Rita Therriault, another Happy Seniors member who helped organize the protest, said she hoped the white ribbons would cause local officials to take notice. “We wanted to say 'look at us. See our white ribbons. Give our seniors a place to eat, and to socialize, and get our kids off the street,'” she stated.
Therriault said that for the transportation issue, in particular, she has taken it upon herself to refer seniors to other places that offer the service, such as Channel One. “There are people who need this service to get to their doctor appointments,” she said.
Therriault said the group has met with the Holden Center's executive director, Ana Soares, as well as several individuals from the Mayor's Office about the cutbacks, but feels they are not getting any real commitments. “They have told us that maybe they can work things out, but nothing seems to be happening,” she said. “It seems like this new judge just doesn't care.”
Mary Viens, a 90-year-old, lifelong resident of Central Falls, said she previously used the transportation to eat lunch and take part in community center activities Monday through Friday, and is now only able to get there three days a week. She said she has had to find another place to eat on Tuesdays and Thursdays. “I like to go there to have my lunch and to play cards. I don't know what I'd do without this place here,” she said.
Doris Provost, another longtime resident who regularly uses the community center, noted that the center's senior advisor, whose job was to tell seniors about medical insurance, food stamps and other assistance programs and resources, quit her job and was never replaced.
Provost also said that the community center's pool, currently closed for a mechanical issue, is used by young and old residents alike. However, she said there has been a persistent problem with moisture and mold at the center ever since a new heating/ventilation/air conditioning system was installed four years ago as part of a $4 million renovation project.
McGee also pointed to the $4 million project, done through federal funding that was obtained through the efforts of former Congressman Patrick Kennedy, as being behind some of the larger issues that are plaguing the community center. According to a sign on the outside of the center, the work was done by Alhambra Building Company and Newport Collaborative Architects.
McGee also maintained that the HVAC system has never functioned properly and has led to some other building problems that now require renovation and repair. She and others worry that the Holden Center will close permanently, leaving the city's seniors and youth without some important resources.

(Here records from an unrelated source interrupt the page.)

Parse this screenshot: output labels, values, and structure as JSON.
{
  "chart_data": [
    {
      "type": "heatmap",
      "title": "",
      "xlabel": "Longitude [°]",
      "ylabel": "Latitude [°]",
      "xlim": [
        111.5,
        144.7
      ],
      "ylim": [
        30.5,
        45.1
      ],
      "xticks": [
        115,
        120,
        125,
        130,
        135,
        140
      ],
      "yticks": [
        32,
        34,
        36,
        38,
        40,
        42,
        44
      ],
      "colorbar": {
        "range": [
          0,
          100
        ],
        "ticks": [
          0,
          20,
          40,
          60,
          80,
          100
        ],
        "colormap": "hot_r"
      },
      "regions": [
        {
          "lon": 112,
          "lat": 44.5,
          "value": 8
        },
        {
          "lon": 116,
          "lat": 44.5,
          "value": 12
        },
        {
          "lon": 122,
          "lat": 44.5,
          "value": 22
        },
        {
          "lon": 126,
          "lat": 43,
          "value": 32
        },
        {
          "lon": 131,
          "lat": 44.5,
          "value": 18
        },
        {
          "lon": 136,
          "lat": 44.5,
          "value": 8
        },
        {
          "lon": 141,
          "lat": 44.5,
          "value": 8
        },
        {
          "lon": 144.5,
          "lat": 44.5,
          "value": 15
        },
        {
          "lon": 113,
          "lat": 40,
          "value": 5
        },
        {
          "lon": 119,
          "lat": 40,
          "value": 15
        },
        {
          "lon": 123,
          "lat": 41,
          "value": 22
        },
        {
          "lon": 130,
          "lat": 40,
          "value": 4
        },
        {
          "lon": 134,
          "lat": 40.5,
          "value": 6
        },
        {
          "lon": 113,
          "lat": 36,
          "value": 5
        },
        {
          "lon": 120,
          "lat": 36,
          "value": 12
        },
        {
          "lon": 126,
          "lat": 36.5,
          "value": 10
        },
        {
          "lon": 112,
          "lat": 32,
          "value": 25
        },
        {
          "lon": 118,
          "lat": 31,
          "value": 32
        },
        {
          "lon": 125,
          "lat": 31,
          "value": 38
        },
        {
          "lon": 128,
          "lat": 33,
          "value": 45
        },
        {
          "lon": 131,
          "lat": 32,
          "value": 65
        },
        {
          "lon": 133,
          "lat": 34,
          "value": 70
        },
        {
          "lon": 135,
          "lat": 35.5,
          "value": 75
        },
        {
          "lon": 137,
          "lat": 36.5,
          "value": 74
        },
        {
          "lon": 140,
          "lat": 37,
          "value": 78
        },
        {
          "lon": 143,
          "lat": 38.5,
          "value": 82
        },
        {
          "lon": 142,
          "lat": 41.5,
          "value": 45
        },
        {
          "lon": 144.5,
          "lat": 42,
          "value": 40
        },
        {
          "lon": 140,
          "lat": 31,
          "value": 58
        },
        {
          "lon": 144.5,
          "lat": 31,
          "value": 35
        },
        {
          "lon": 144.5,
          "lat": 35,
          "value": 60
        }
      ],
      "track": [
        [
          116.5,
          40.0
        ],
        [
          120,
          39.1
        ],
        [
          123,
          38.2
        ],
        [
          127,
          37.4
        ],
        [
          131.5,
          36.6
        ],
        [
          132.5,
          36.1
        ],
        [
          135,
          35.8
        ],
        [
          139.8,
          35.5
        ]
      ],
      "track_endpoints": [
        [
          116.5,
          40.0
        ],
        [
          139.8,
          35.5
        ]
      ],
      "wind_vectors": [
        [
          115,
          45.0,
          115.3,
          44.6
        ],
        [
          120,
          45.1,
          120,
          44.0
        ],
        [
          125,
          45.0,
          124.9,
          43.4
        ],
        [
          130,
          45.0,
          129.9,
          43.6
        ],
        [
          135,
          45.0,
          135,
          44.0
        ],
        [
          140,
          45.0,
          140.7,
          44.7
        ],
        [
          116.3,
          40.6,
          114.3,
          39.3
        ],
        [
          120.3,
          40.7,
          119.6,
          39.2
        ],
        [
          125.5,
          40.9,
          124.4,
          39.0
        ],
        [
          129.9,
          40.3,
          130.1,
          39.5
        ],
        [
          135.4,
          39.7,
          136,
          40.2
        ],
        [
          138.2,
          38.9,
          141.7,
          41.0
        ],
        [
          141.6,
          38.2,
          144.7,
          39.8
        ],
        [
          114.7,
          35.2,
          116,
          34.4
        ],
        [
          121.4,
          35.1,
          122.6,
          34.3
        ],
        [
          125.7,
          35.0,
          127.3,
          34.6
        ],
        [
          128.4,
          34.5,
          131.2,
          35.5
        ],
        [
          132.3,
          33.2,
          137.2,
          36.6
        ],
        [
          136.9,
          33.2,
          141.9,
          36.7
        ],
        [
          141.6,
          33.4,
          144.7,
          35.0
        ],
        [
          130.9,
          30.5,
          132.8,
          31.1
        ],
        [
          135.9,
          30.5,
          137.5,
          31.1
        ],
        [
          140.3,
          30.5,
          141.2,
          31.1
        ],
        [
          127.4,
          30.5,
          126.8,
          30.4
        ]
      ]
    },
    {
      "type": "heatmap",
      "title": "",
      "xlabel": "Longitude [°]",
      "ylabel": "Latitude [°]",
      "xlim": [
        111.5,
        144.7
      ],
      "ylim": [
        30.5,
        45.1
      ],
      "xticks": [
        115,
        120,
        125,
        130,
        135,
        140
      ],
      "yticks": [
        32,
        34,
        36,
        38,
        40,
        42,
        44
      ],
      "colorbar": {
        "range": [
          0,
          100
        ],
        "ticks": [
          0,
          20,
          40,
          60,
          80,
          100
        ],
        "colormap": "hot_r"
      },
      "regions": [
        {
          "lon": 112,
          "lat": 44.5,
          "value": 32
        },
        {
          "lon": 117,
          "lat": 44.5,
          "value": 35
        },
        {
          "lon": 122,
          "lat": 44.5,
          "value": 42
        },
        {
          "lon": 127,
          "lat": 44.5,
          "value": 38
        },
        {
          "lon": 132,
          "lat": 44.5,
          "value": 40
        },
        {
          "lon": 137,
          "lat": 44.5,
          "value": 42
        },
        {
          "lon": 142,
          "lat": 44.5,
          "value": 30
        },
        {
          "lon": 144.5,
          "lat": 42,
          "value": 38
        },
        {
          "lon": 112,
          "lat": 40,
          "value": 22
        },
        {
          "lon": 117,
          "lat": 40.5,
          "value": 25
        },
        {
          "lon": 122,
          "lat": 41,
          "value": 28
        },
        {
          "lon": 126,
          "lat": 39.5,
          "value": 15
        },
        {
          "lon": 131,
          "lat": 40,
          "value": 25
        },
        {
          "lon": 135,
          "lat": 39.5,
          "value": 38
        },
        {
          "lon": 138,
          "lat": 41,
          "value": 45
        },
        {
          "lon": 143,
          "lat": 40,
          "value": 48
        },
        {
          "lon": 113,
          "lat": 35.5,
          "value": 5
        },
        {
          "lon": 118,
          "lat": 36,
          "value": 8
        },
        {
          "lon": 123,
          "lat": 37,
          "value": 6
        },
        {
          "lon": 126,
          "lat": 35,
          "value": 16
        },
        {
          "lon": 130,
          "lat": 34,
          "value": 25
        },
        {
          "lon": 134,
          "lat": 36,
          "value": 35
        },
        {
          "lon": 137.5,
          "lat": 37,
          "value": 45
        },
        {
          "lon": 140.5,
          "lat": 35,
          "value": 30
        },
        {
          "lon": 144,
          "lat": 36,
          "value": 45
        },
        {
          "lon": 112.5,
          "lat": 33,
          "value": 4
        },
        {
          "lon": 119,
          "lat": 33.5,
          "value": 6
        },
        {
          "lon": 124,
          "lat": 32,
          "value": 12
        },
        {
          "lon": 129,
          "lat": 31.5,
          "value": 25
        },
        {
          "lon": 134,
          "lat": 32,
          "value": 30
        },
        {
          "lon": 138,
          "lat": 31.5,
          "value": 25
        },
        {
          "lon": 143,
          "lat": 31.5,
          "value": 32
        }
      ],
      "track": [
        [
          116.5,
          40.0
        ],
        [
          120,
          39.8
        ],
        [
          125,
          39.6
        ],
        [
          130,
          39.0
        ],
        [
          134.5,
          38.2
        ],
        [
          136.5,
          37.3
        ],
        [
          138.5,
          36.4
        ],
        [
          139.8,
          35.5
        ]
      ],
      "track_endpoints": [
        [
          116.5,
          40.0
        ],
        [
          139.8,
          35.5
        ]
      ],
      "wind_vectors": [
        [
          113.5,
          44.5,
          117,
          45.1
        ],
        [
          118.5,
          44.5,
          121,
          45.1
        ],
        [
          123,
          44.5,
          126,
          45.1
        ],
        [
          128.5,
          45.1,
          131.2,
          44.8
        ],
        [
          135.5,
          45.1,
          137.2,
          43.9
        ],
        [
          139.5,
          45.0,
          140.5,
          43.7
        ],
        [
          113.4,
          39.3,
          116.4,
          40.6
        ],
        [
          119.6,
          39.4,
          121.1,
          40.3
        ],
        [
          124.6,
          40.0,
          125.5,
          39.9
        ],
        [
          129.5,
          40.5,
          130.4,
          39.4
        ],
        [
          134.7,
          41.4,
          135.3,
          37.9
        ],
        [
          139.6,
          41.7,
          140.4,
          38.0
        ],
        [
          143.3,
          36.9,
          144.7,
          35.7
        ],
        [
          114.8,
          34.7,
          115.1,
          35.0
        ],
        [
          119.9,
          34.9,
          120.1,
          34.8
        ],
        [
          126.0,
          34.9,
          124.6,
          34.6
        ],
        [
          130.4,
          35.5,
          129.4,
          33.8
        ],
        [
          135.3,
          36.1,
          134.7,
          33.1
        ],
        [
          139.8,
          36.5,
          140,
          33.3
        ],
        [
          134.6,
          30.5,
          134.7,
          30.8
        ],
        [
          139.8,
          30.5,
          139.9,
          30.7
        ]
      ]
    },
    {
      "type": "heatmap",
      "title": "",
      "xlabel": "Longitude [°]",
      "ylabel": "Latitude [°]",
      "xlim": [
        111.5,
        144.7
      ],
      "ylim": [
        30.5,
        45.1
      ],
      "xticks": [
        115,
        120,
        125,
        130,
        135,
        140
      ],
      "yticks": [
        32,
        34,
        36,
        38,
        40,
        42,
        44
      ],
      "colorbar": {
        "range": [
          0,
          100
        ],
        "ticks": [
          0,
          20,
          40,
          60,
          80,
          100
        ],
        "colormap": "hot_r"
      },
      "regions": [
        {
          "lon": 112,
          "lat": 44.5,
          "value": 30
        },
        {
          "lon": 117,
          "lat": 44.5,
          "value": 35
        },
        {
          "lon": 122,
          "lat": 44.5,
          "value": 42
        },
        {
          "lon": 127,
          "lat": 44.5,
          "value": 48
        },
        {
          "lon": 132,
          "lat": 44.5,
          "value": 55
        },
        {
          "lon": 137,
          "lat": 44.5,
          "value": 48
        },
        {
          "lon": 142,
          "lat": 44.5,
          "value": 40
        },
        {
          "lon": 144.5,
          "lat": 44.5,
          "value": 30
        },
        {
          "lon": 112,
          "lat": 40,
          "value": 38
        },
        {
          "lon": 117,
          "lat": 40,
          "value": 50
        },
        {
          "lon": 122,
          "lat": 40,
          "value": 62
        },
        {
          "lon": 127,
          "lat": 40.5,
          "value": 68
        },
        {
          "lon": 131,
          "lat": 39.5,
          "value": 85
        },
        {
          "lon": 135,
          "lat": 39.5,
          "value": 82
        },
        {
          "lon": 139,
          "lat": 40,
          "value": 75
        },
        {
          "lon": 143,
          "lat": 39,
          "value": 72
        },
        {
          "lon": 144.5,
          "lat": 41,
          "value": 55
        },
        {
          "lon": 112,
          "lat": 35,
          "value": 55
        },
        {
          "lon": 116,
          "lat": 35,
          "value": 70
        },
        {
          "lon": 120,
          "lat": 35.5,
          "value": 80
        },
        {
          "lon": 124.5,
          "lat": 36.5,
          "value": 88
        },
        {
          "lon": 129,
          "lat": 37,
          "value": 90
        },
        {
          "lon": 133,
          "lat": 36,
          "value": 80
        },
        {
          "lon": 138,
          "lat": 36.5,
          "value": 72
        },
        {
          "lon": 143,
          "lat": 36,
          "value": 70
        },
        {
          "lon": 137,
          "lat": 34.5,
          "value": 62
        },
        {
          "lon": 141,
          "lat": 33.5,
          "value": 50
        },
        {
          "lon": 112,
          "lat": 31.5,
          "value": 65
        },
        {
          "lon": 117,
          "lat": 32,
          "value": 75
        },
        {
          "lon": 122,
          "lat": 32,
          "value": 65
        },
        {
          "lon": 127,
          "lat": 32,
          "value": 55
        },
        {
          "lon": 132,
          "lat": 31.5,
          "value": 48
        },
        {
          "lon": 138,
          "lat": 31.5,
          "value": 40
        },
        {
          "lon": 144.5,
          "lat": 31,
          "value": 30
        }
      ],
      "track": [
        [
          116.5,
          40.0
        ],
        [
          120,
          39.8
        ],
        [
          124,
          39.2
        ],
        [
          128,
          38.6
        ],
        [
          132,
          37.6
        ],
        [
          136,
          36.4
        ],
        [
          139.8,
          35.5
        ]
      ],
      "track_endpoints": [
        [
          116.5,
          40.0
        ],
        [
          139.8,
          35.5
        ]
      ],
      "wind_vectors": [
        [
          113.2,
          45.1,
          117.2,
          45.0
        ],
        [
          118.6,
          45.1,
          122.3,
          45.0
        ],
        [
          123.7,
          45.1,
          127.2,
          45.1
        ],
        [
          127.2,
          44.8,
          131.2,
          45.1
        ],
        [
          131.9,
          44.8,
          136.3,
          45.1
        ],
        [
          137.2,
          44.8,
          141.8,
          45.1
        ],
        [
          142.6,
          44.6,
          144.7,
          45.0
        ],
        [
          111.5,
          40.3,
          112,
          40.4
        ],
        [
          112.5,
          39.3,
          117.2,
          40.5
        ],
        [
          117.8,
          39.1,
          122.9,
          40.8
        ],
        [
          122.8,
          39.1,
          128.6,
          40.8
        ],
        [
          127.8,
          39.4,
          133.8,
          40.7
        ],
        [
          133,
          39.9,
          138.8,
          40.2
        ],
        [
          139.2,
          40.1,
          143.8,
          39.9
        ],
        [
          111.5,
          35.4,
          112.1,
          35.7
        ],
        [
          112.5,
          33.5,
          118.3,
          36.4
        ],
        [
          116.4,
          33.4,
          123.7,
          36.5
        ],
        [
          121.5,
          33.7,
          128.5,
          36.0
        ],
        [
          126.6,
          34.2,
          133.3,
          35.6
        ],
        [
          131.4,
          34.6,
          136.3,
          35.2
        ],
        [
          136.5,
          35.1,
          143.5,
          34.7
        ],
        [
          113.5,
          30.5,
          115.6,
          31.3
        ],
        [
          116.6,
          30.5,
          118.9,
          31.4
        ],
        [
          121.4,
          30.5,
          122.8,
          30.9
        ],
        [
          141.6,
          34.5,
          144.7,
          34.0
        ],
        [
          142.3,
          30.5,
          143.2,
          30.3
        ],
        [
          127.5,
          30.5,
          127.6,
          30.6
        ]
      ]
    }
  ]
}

Noting the money that is being paid to the receiver, Flanders, as well as to Mayor Charles Moreau under the receivership scenario, McGee and Provost reiterated their belief that either the city, the state or the federal government—or some combination thereof--should be able to come up with funding to restore the programs and services that were cut.
Ana Soares, executive director of the Holden Center, was out of the office on Friday afternoon, and several attempts to reach someone in City Hall to comment about the situation were also unsuccessful.
When the cutbacks were first announced, Soares had acknowledged that many of the community center's seniors were upset, especially at the closure of the pool. However, she also pointed out that the center's senior program, which includes the lunchtime meals, would continue from noontime on and that seniors would still be provided with assistance on food stamps, medical and other resources.
Soares had also said that the community center's after-school child care would continue with consolidated staffing.